Demetris Ioannides was the subject of sanctions along with the Cypriot firm of which he now serves as managing director, MeritServus HC Limited, for his work in assisting Abramovich, the former owner of Chelsea FC.
According to the Foreign Office, they were responsible for “crafting the murky offshore structures which Abramovich used to hide over £760 million assets ahead of being sanctioned following Putin’s illegal invasion of Ukraine”.
Ioannides’s website credits him with establishing the Cyprus presence of Deloitte, and describes him as chair emeritus of Deloitte Cyprus. MeritServus and Ioannides have been approached for comment.
In addition, the US imposed sanctions on businesses in the UAE, Turkey and China that have helped ship dual-use technology to Russia for the war in Ukraine.
“As the Kremlin seeks ways around the expansive multilateral sanctions and export controls imposed on Russia for its war against Ukraine, the United States and our allies and partners will continue to disrupt evasion schemes that support Putin on the battlefield,” Brian Nelson, the US Treasury under-secretary for terrorism and financial intelligence, said in a statement on Wednesday.

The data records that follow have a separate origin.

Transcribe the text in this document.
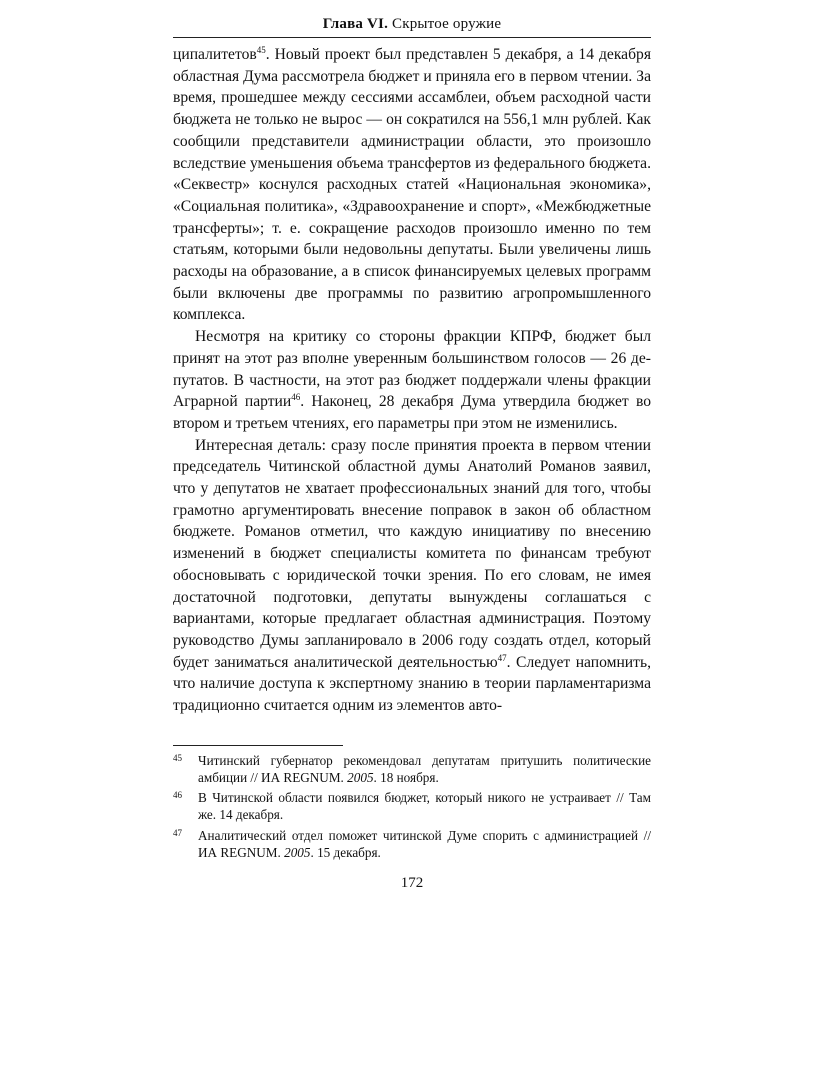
Глава VI. Скрытое оружие

ципалитетов$^{45}$. Новый проект был представлен 5 декабря, а 14 декабря областная Дума рассмотрела бюджет и приняла его в первом чтении. За время, прошедшее между сессиями ассамблеи, объем расходной части бюджета не только не вырос — он сократился на 556,1 млн рублей. Как сообщили представители администрации области, это произошло вследствие уменьшения объема трансфертов из федерального бюджета. «Секвестр» коснулся расходных статей «Национальная экономика», «Социальная политика», «Здравоохранение и спорт», «Межбюджетные трансферты»; т. е. сокращение расходов произошло именно по тем статьям, которыми были недовольны депутаты. Были увеличены лишь расходы на образование, а в список финансируемых целевых программ были включены две программы по развитию агропромышленного комплекса.

Несмотря на критику со стороны фракции КПРФ, бюджет был принят на этот раз вполне уверенным большинством голосов — 26 депутатов. В частности, на этот раз бюджет поддержали члены фракции Аграрной партии$^{46}$. Наконец, 28 декабря Дума утвердила бюджет во втором и третьем чтениях, его параметры при этом не изменились.

Интересная деталь: сразу после принятия проекта в первом чтении председатель Читинской областной думы Анатолий Романов заявил, что у депутатов не хватает профессиональных знаний для того, чтобы грамотно аргументировать внесение поправок в закон об областном бюджете. Романов отметил, что каждую инициативу по внесению изменений в бюджет специалисты комитета по финансам требуют обосновывать с юридической точки зрения. По его словам, не имея достаточной подготовки, депутаты вынуждены соглашаться с вариантами, которые предлагает областная администрация. Поэтому руководство Думы запланировало в 2006 году создать отдел, который будет заниматься аналитической деятельностью$^{47}$. Следует напомнить, что наличие доступа к экспертному знанию в теории парламентаризма традиционно считается одним из элементов авто-

45	Читинский губернатор рекомендовал депутатам притушить политические амбиции // ИА REGNUM. 2005. 18 ноября.
46	В Читинской области появился бюджет, который никого не устраивает // Там же. 14 декабря.
47	Аналитический отдел поможет читинской Думе спорить с администрацией // ИА REGNUM. 2005. 15 декабря.
172
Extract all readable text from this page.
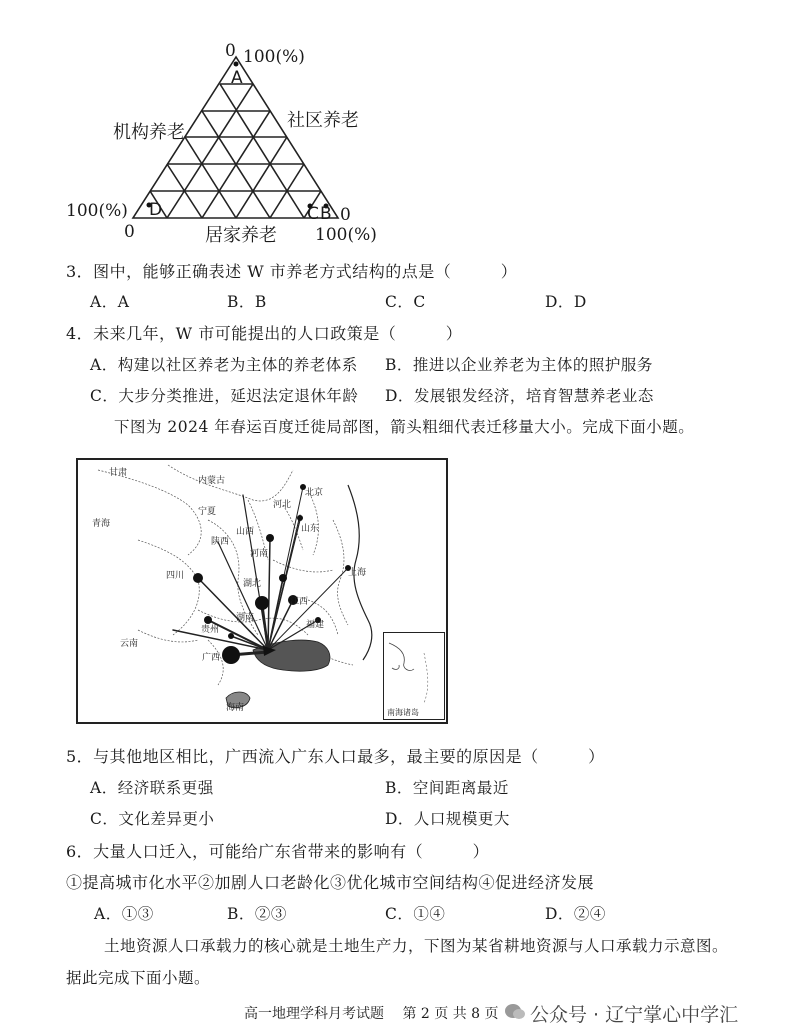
0 100(%)
A
机构养老
社区养老
100(%) D	C B 0
0	居家养老 100(%)
3．图中，能够正确表述 W 市养老方式结构的点是（　　　）
A．A	B．B	C．C	D．D
4．未来几年，W 市可能提出的人口政策是（　　　）
A．构建以社区养老为主体的养老体系 B．推进以企业养老为主体的照护服务
C．大步分类推进，延迟法定退休年龄 D．发展银发经济，培育智慧养老业态
下图为 2024 年春运百度迁徙局部图，箭头粗细代表迁移量大小。完成下面小题。
甘肃
内蒙古
北京
河北
青海
宁夏
山西	山东
陕西
河南
四川
湖北
上海
江西
湖南
贵州	福建
云南
广西
海南	南海诸岛
5．与其他地区相比，广西流入广东人口最多，最主要的原因是（　　　）
A．经济联系更强	B．空间距离最近
C．文化差异更小	D．人口规模更大
6．大量人口迁入，可能给广东省带来的影响有（　　　）
①提高城市化水平②加剧人口老龄化③优化城市空间结构④促进经济发展
A．①③	B．②③	C．①④	D．②④
土地资源人口承载力的核心就是土地生产力，下图为某省耕地资源与人口承载力示意图。
据此完成下面小题。
高一地理学科月考试题　 第 2 页 共 8 页 公众号 · 辽宁掌心中学汇
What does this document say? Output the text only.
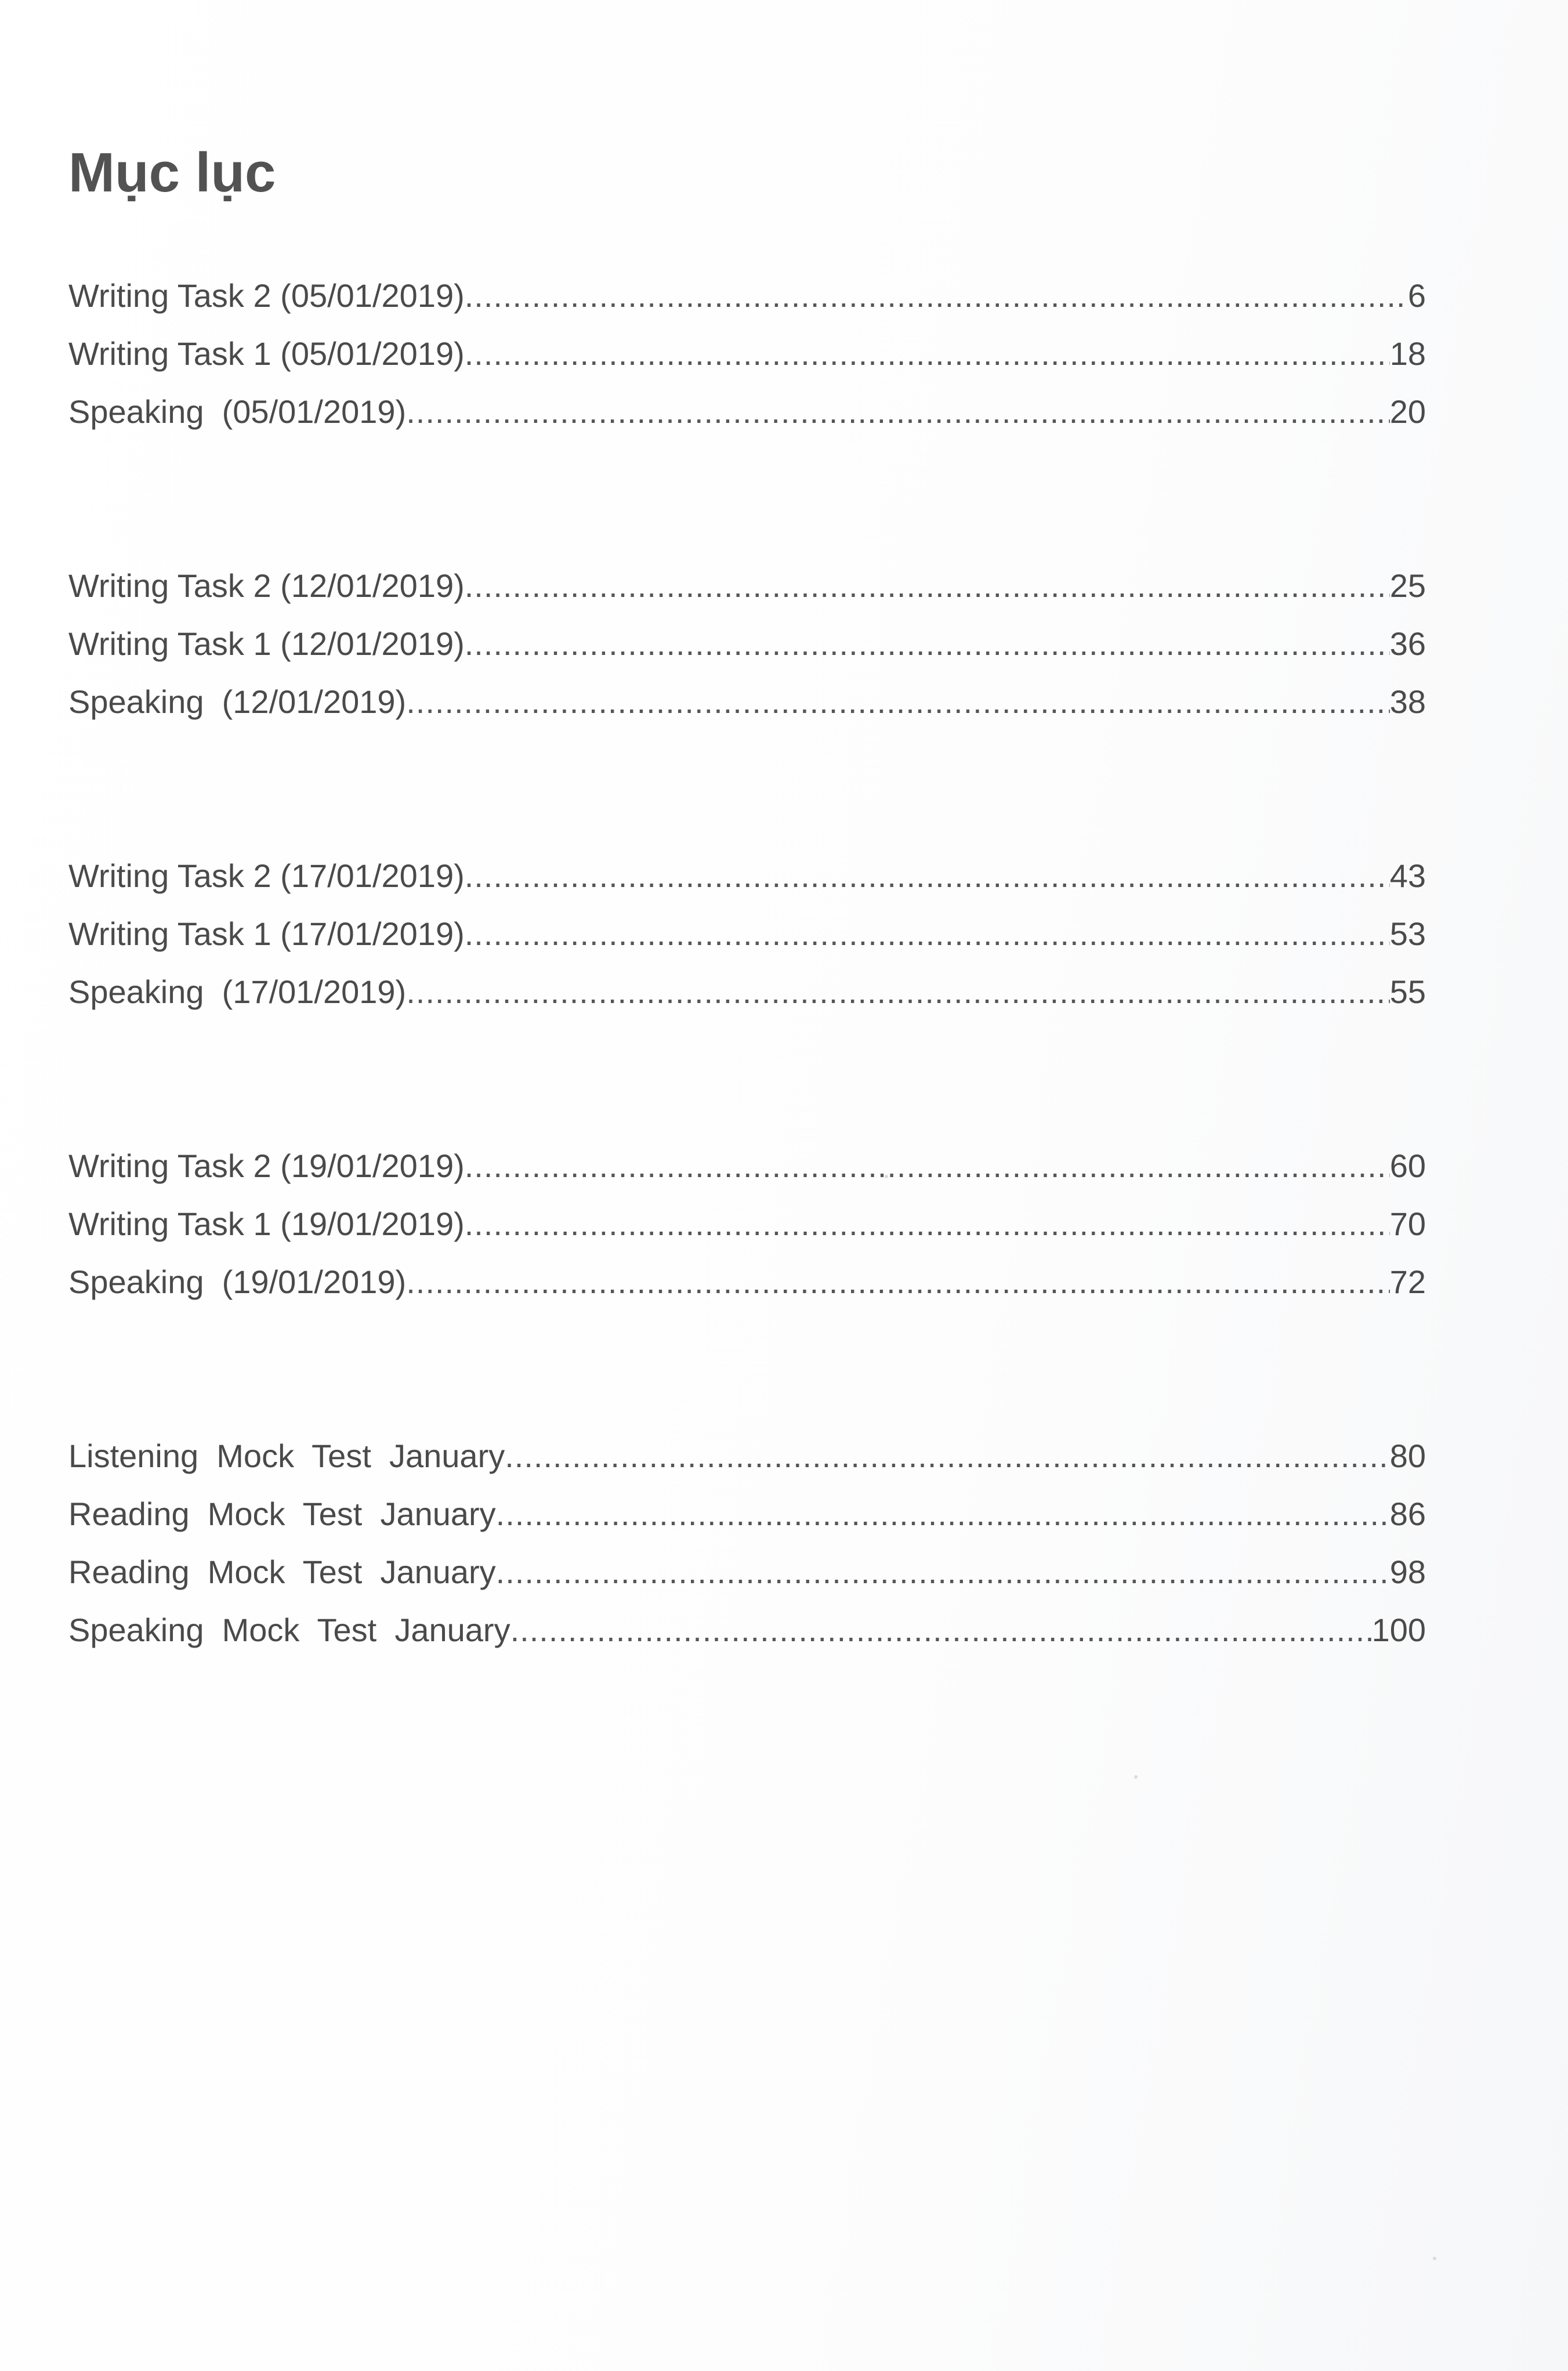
Mục lục
Writing Task 2 (05/01/2019) .....	6
Writing Task 1 (05/01/2019) .....	18
Speaking  (05/01/2019) .....	20
Writing Task 2 (12/01/2019) .....	25
Writing Task 1 (12/01/2019) .....	36
Speaking  (12/01/2019) .....	38
Writing Task 2 (17/01/2019) .....	43
Writing Task 1 (17/01/2019) .....	53
Speaking  (17/01/2019) .....	55
Writing Task 2 (19/01/2019) .....	60
Writing Task 1 (19/01/2019) .....	70
Speaking  (19/01/2019) .....	72
Listening  Mock  Test  January .....	80
Reading  Mock  Test  January .....	86
Reading  Mock  Test  January .....	98
Speaking  Mock  Test  January .....	100
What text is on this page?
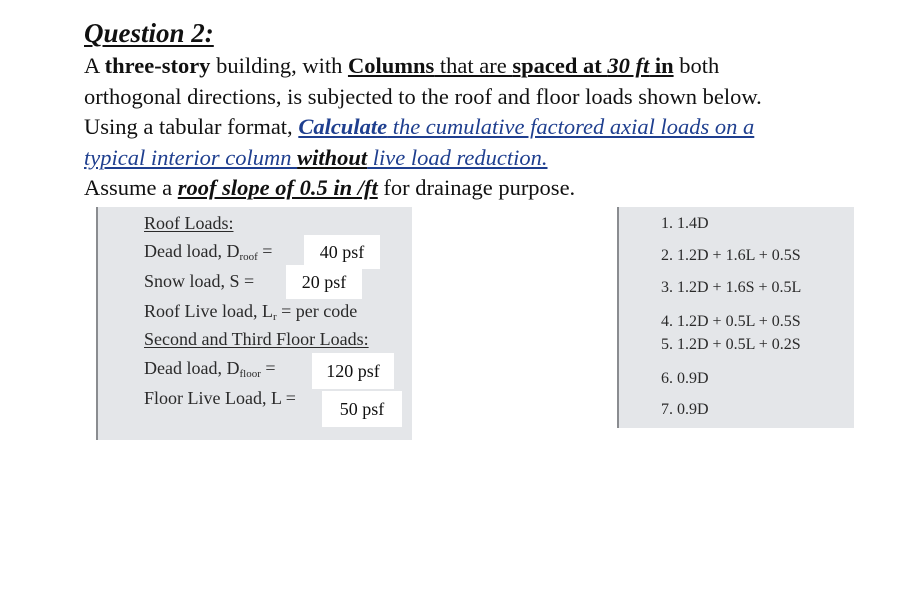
Question 2:
A three-story building, with Columns that are spaced at 30 ft in both
orthogonal directions, is subjected to the roof and floor loads shown below.
Using a tabular format, Calculate the cumulative factored axial loads on a
typical interior column without live load reduction.
Assume a roof slope of 0.5 in /ft for drainage purpose.
Roof Loads:
Dead load, $D_{roof}$ =	40 psf
Snow load, S =	20 psf
Roof Live load, $L_r$ = per code
Second and Third Floor Loads:
Dead load, $D_{floor}$ =	120 psf
Floor Live Load, L =
50 psf
1. 1.4D
2. 1.2D + 1.6L + 0.5S
3. 1.2D + 1.6S + 0.5L
4. 1.2D + 0.5L + 0.5S
5. 1.2D + 0.5L + 0.2S
6. 0.9D
7. 0.9D
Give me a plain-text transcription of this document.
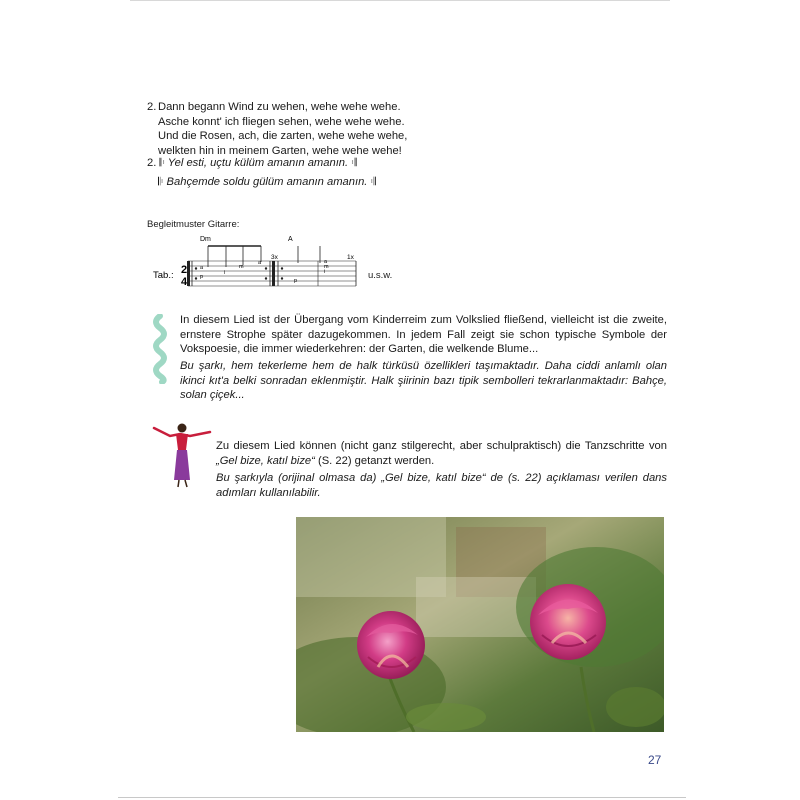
2. Dann begann Wind zu wehen, wehe wehe wehe.
Asche konnt' ich fliegen sehen, wehe wehe wehe.
Und die Rosen, ach, die zarten, wehe wehe wehe,
welkten hin in meinem Garten, wehe wehe wehe!
2. 𝄆 Yel esti, uçtu külüm amanın amanın. 𝄇
𝄆 Bahçemde soldu gülüm amanın amanın. 𝄇
Begleitmuster Gitarre:
Dm	A
2
4
a
p
i
m
a
3x
p
a
m
i
1x
Tab.:	u.s.w.
In diesem Lied ist der Übergang vom Kinderreim zum Volkslied fließend, vielleicht ist die zweite, ernstere Strophe später dazugekommen. In jedem Fall zeigt sie schon typische Symbole der Vokspoesie, die immer wiederkehren: der Garten, die welkende Blume...
Bu şarkı, hem tekerleme hem de halk türküsü özellikleri taşımaktadır. Daha ciddi anlamlı olan ikinci kıt'a belki sonradan eklenmiştir. Halk şiirinin bazı tipik sembolleri tekrarlanmaktadır: Bahçe, solan çiçek...
Zu diesem Lied können (nicht ganz stilgerecht, aber schulpraktisch) die Tanzschritte von „Gel bize, katıl bize“ (S. 22) getanzt werden.
Bu şarkıyla (orijinal olmasa da) „Gel bize, katıl bize“ de (s. 22) açıklaması verilen dans adımları kullanılabilir.
27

The US also imposed sanctions on the International Investment Bank, a Russia-controlled development bank based in Hungary, saying it “enables Russia to increase its intelligence presence in Europe, opens the door for the Kremlin’s malign influence activities in central Europe and the Western Balkans, and could serve as a mechanism for corruption and illicit finance, including sanctions violations”.
The US ambassador in Budapest, David Pressman, told journalists on Wednesday that the Biden administration had repeatedly asked Prime Minister Viktor Orbán to sever ties with the bank. The Hungarian government retorted by accusing the embassy of launching a “pro-war campaign in Hungary” and vowed to “resist any kind of allied, diplomatic, or even friendly pressure”.